Kebetulan ketika kami berdebat tentang garang asem, sang pelayan mendengar dan dia langsung memberitahu kami bahwa garang asem versi mereka tidak sama dengan garang asem versi saya. Garang asem versi mereka ternyata mungkin lebih mirip soto, kuahnya bersantan dan isinya daging ayam. Saya sendiri belum tahu wujud asli dan rasa garang asem versi rumah makan itu, karena setelah diberitahu oleh sang pelayan saya tidak jadi memesan garang asem dan lebih memilih nasi pindang -menurut saya menu ini mungkin yang lebih mirip dengan garang asem versi saya- meskipun tidak terlalu mirip juga jika dilihat dari cara menyajikan dan rasanya. Namun rasa nasi pindangnya tidak mengecewakan, “kuahnya nendang dan dagingnya empuk,” mungkin itu yang akan dikatakan oleh pembawa acara wisata kuliner.
Ternyata meskipun namanya sama-sama garang asem, tapi bentuk dan penyajiannya sangat berbeda.
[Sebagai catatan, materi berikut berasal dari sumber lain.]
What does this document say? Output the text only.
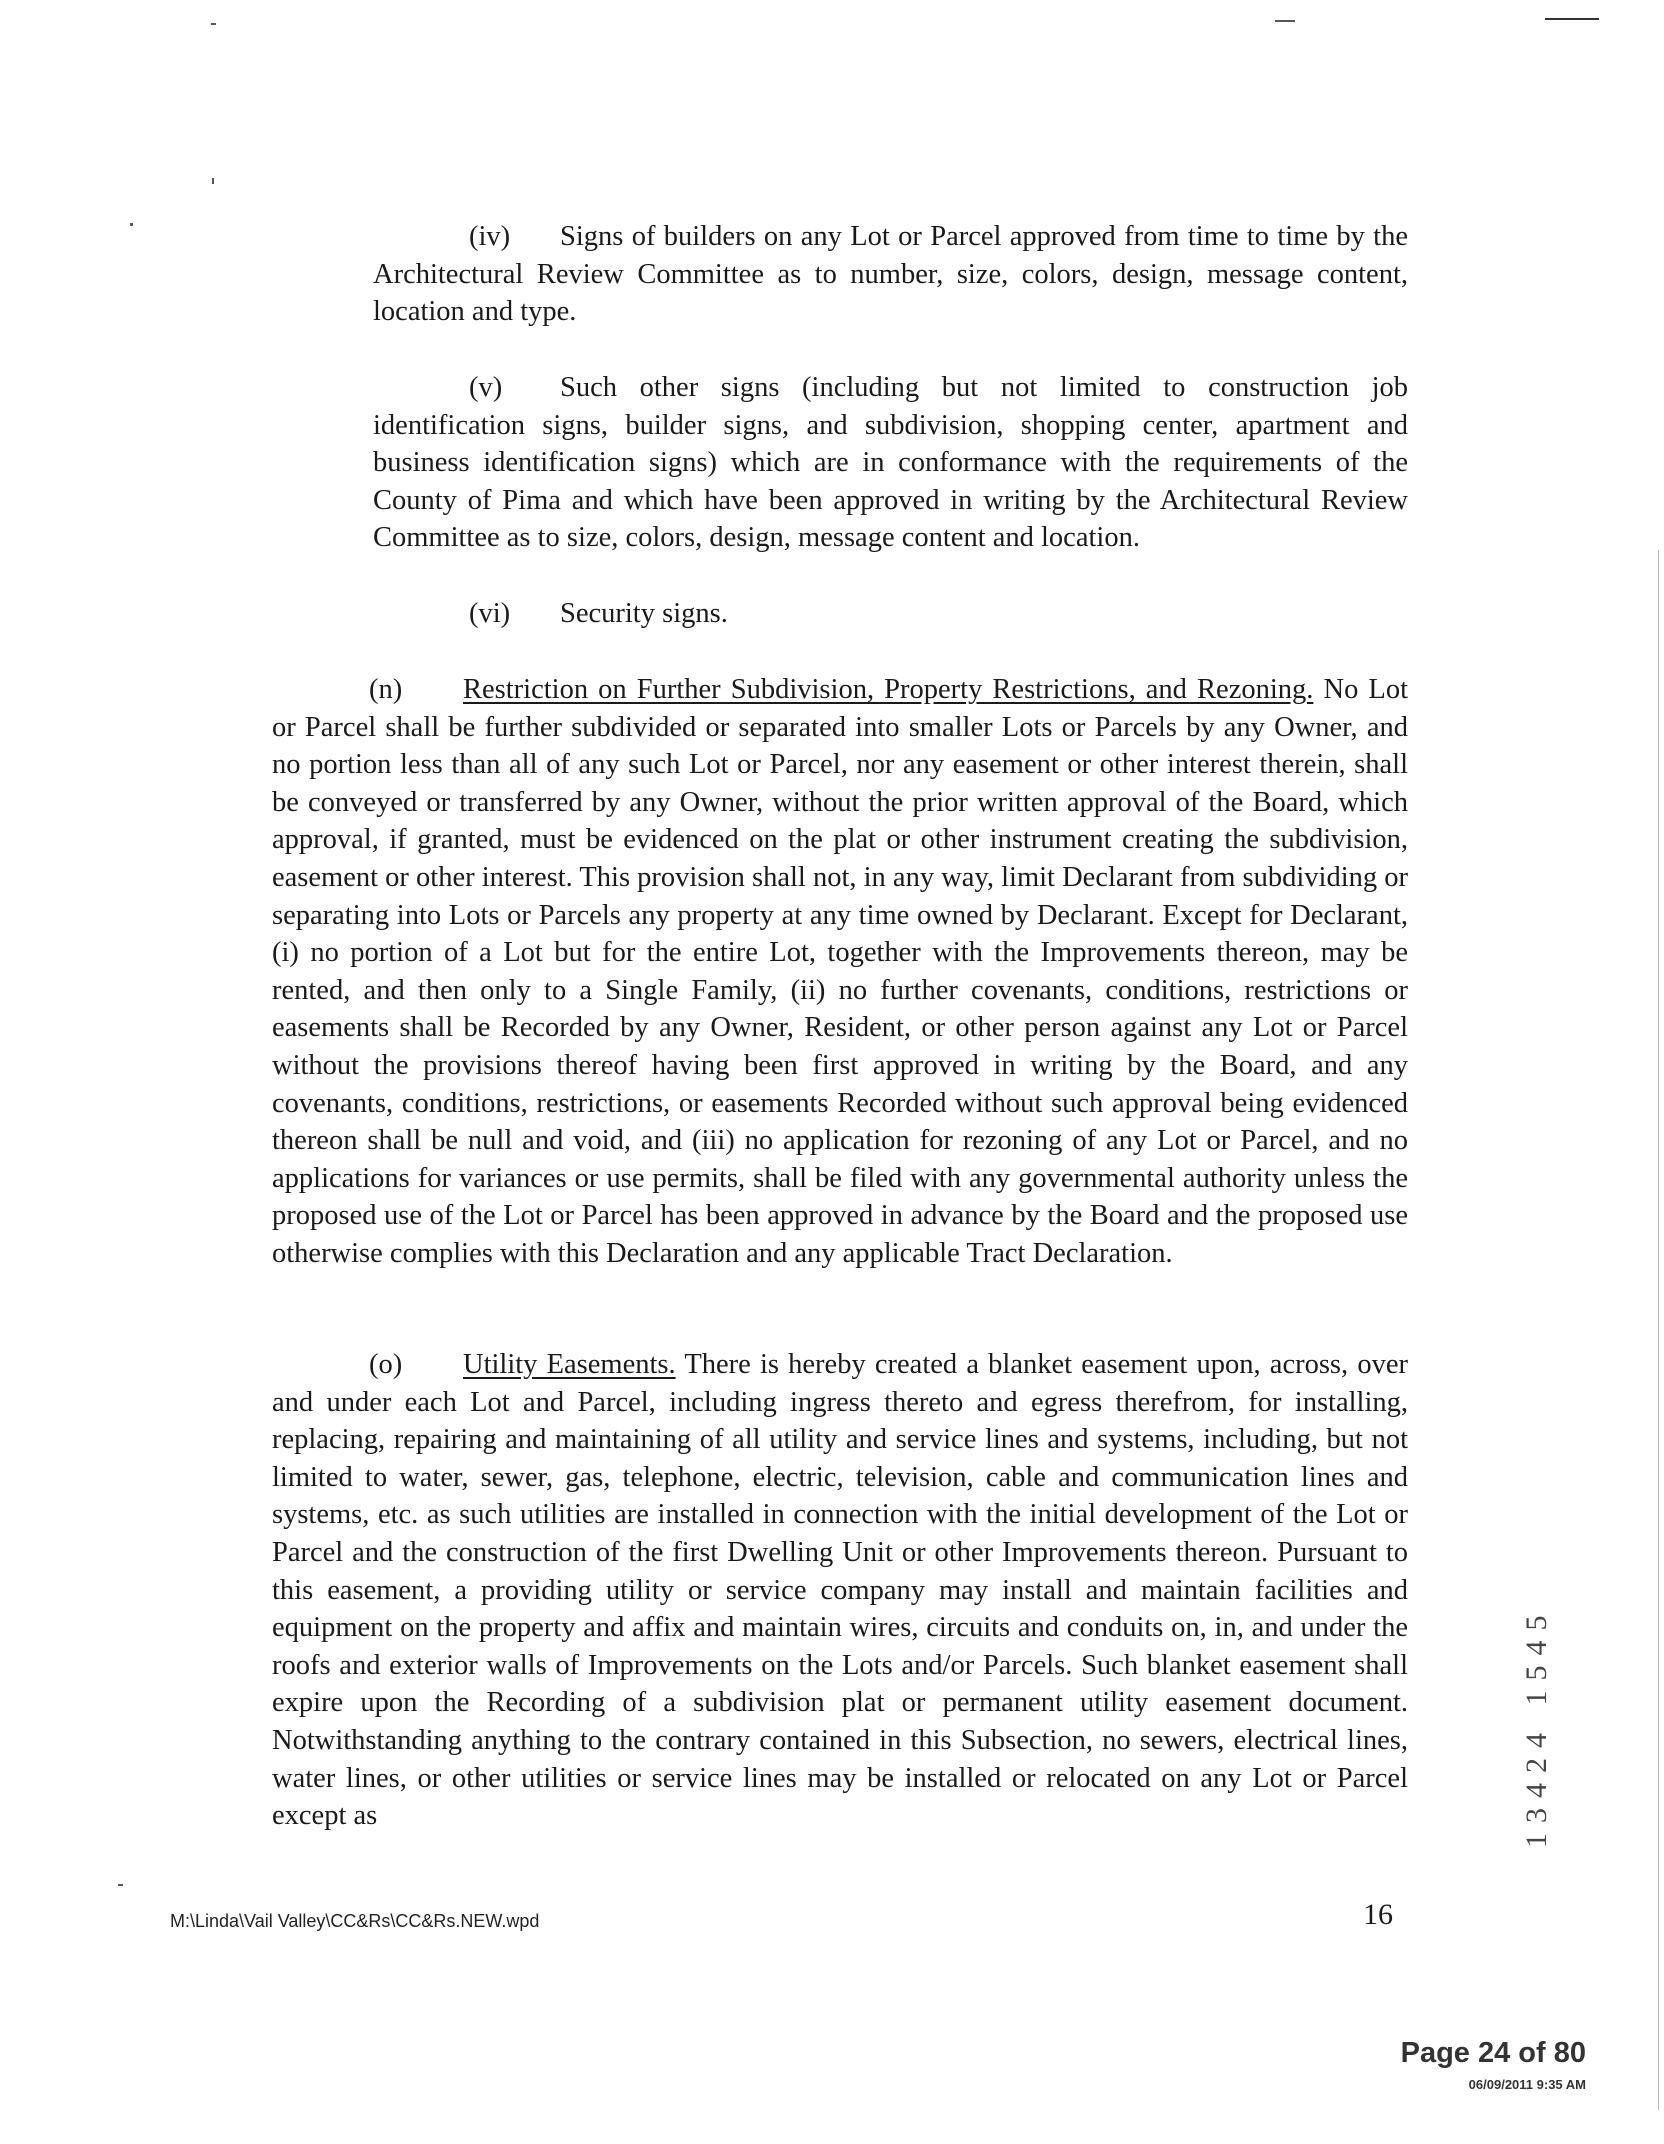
(iv) Signs of builders on any Lot or Parcel approved from time to time by the Architectural Review Committee as to number, size, colors, design, message content, location and type.

(v) Such other signs (including but not limited to construction job identification signs, builder signs, and subdivision, shopping center, apartment and business identification signs) which are in conformance with the requirements of the County of Pima and which have been approved in writing by the Architectural Review Committee as to size, colors, design, message content and location.

(vi) Security signs.

(n) Restriction on Further Subdivision, Property Restrictions, and Rezoning. No Lot or Parcel shall be further subdivided or separated into smaller Lots or Parcels by any Owner, and no portion less than all of any such Lot or Parcel, nor any easement or other interest therein, shall be conveyed or transferred by any Owner, without the prior written approval of the Board, which approval, if granted, must be evidenced on the plat or other instrument creating the subdivision, easement or other interest. This provision shall not, in any way, limit Declarant from subdividing or separating into Lots or Parcels any property at any time owned by Declarant. Except for Declarant, (i) no portion of a Lot but for the entire Lot, together with the Improvements thereon, may be rented, and then only to a Single Family, (ii) no further covenants, conditions, restrictions or easements shall be Recorded by any Owner, Resident, or other person against any Lot or Parcel without the provisions thereof having been first approved in writing by the Board, and any covenants, conditions, restrictions, or easements Recorded without such approval being evidenced thereon shall be null and void, and (iii) no application for rezoning of any Lot or Parcel, and no applications for variances or use permits, shall be filed with any governmental authority unless the proposed use of the Lot or Parcel has been approved in advance by the Board and the proposed use otherwise complies with this Declaration and any applicable Tract Declaration.

(o) Utility Easements. There is hereby created a blanket easement upon, across, over and under each Lot and Parcel, including ingress thereto and egress therefrom, for installing, replacing, repairing and maintaining of all utility and service lines and systems, including, but not limited to water, sewer, gas, telephone, electric, television, cable and communication lines and systems, etc. as such utilities are installed in connection with the initial development of the Lot or Parcel and the construction of the first Dwelling Unit or other Improvements thereon. Pursuant to this easement, a providing utility or service company may install and maintain facilities and equipment on the property and affix and maintain wires, circuits and conduits on, in, and under the roofs and exterior walls of Improvements on the Lots and/or Parcels. Such blanket easement shall expire upon the Recording of a subdivision plat or permanent utility easement document. Notwithstanding anything to the contrary contained in this Subsection, no sewers, electrical lines, water lines, or other utilities or service lines may be installed or relocated on any Lot or Parcel except as	13424 1545
M:\Linda\Vail Valley\CC&Rs\CC&Rs.NEW.wpd	16
Page 24 of 80
06/09/2011 9:35 AM
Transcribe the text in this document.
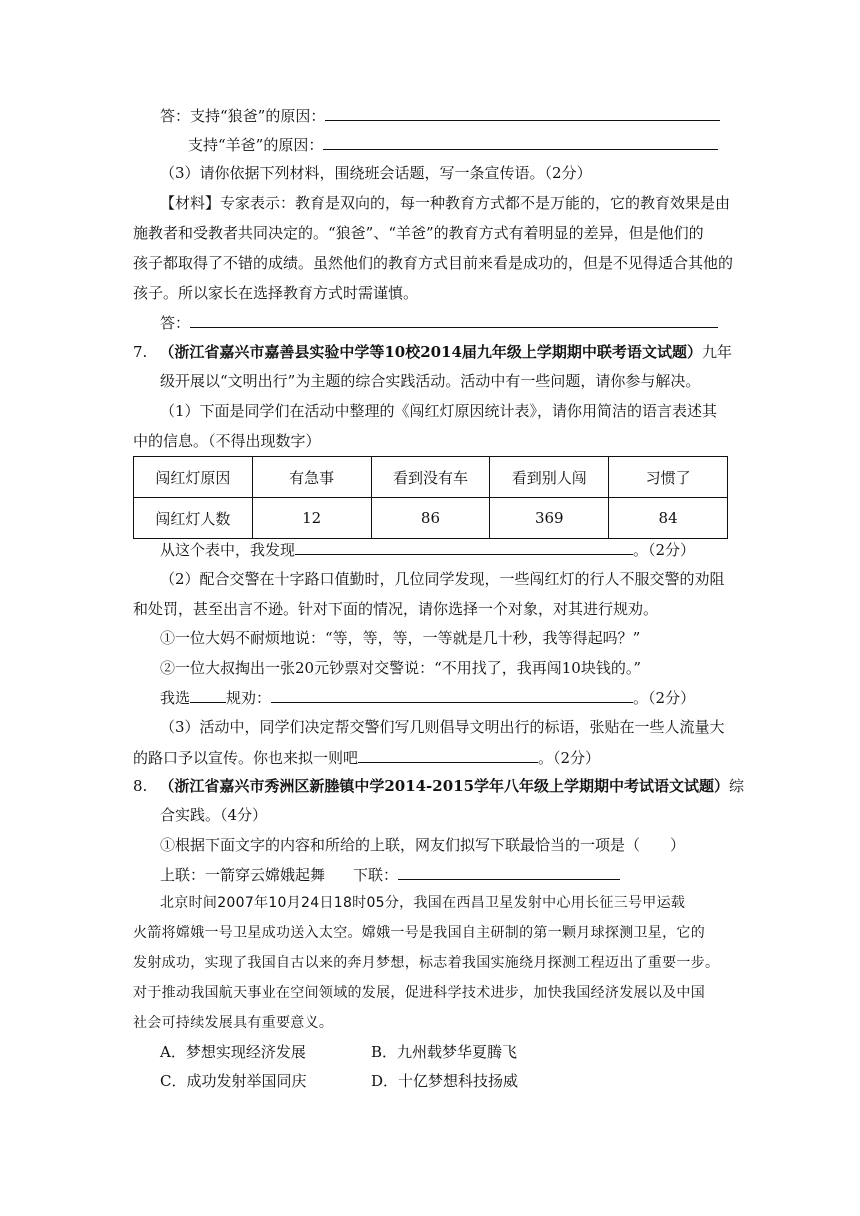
答：支持“狼爸”的原因：
支持“羊爸”的原因：
（3）请你依据下列材料，围绕班会话题，写一条宣传语。（2分）
【材料】专家表示：教育是双向的，每一种教育方式都不是万能的，它的教育效果是由
施教者和受教者共同决定的。“狼爸”、“羊爸”的教育方式有着明显的差异，但是他们的
孩子都取得了不错的成绩。虽然他们的教育方式目前来看是成功的，但是不见得适合其他的
孩子。所以家长在选择教育方式时需谨慎。
答：
7. （浙江省嘉兴市嘉善县实验中学等10校2014届九年级上学期期中联考语文试题）九年
级开展以“文明出行”为主题的综合实践活动。活动中有一些问题，请你参与解决。
（1）下面是同学们在活动中整理的《闯红灯原因统计表》，请你用简洁的语言表述其
中的信息。（不得出现数字）
闯红灯原因	有急事	看到没有车	看到别人闯	习惯了
闯红灯人数	12	86	369	84
从这个表中，我发现	。（2分）
（2）配合交警在十字路口值勤时，几位同学发现，一些闯红灯的行人不服交警的劝阻
和处罚，甚至出言不逊。针对下面的情况，请你选择一个对象，对其进行规劝。
①一位大妈不耐烦地说：“等，等，等，一等就是几十秒，我等得起吗？”
②一位大叔掏出一张20元钞票对交警说：“不用找了，我再闯10块钱的。”
我选 规劝：	。（2分）
（3）活动中，同学们决定帮交警们写几则倡导文明出行的标语，张贴在一些人流量大
的路口予以宣传。你也来拟一则吧	。（2分）
8. （浙江省嘉兴市秀洲区新塍镇中学2014-2015学年八年级上学期期中考试语文试题）综
合实践。（4分）
①根据下面文字的内容和所给的上联，网友们拟写下联最恰当的一项是（　　）
上联：一箭穿云嫦娥起舞 下联：
北京时间2007年10月24日18时05分，我国在西昌卫星发射中心用长征三号甲运载
火箭将嫦娥一号卫星成功送入太空。嫦娥一号是我国自主研制的第一颗月球探测卫星，它的
发射成功，实现了我国自古以来的奔月梦想，标志着我国实施绕月探测工程迈出了重要一步。
对于推动我国航天事业在空间领域的发展，促进科学技术进步，加快我国经济发展以及中国
社会可持续发展具有重要意义。
A．梦想实现经济发展	B．九州载梦华夏腾飞
C．成功发射举国同庆	D．十亿梦想科技扬威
Mungkin lain kali perlu dicoba juga garang asem versi rumah makan “soto kudus” tersebut.
Labels: kuliner
2 Comments:
Kebetulan ketika kami berdebat tentang garang asem, sang pelayan mendengar dan dia langsung memberitahu kami bahwa garang asem versi mereka tidak sama dengan garang asem versi saya. Garang asem versi mereka ternyata mungkin lebih mirip soto, kuahnya bersantan dan isinya daging ayam.
Selama ini garang asem yang aku kenal ya versi si pelayan itu. Garang asem versi Solo ya seperti itu: bersantan dan isinya daging ayam. Tapi tentu nggak kayak soto dong, soalnya ada belimbing wuluh, bawang putih, dan kadang ada tomatnya.
Kalau garang asem versi kamu itu malah aku belum pernah ketemu, Tom.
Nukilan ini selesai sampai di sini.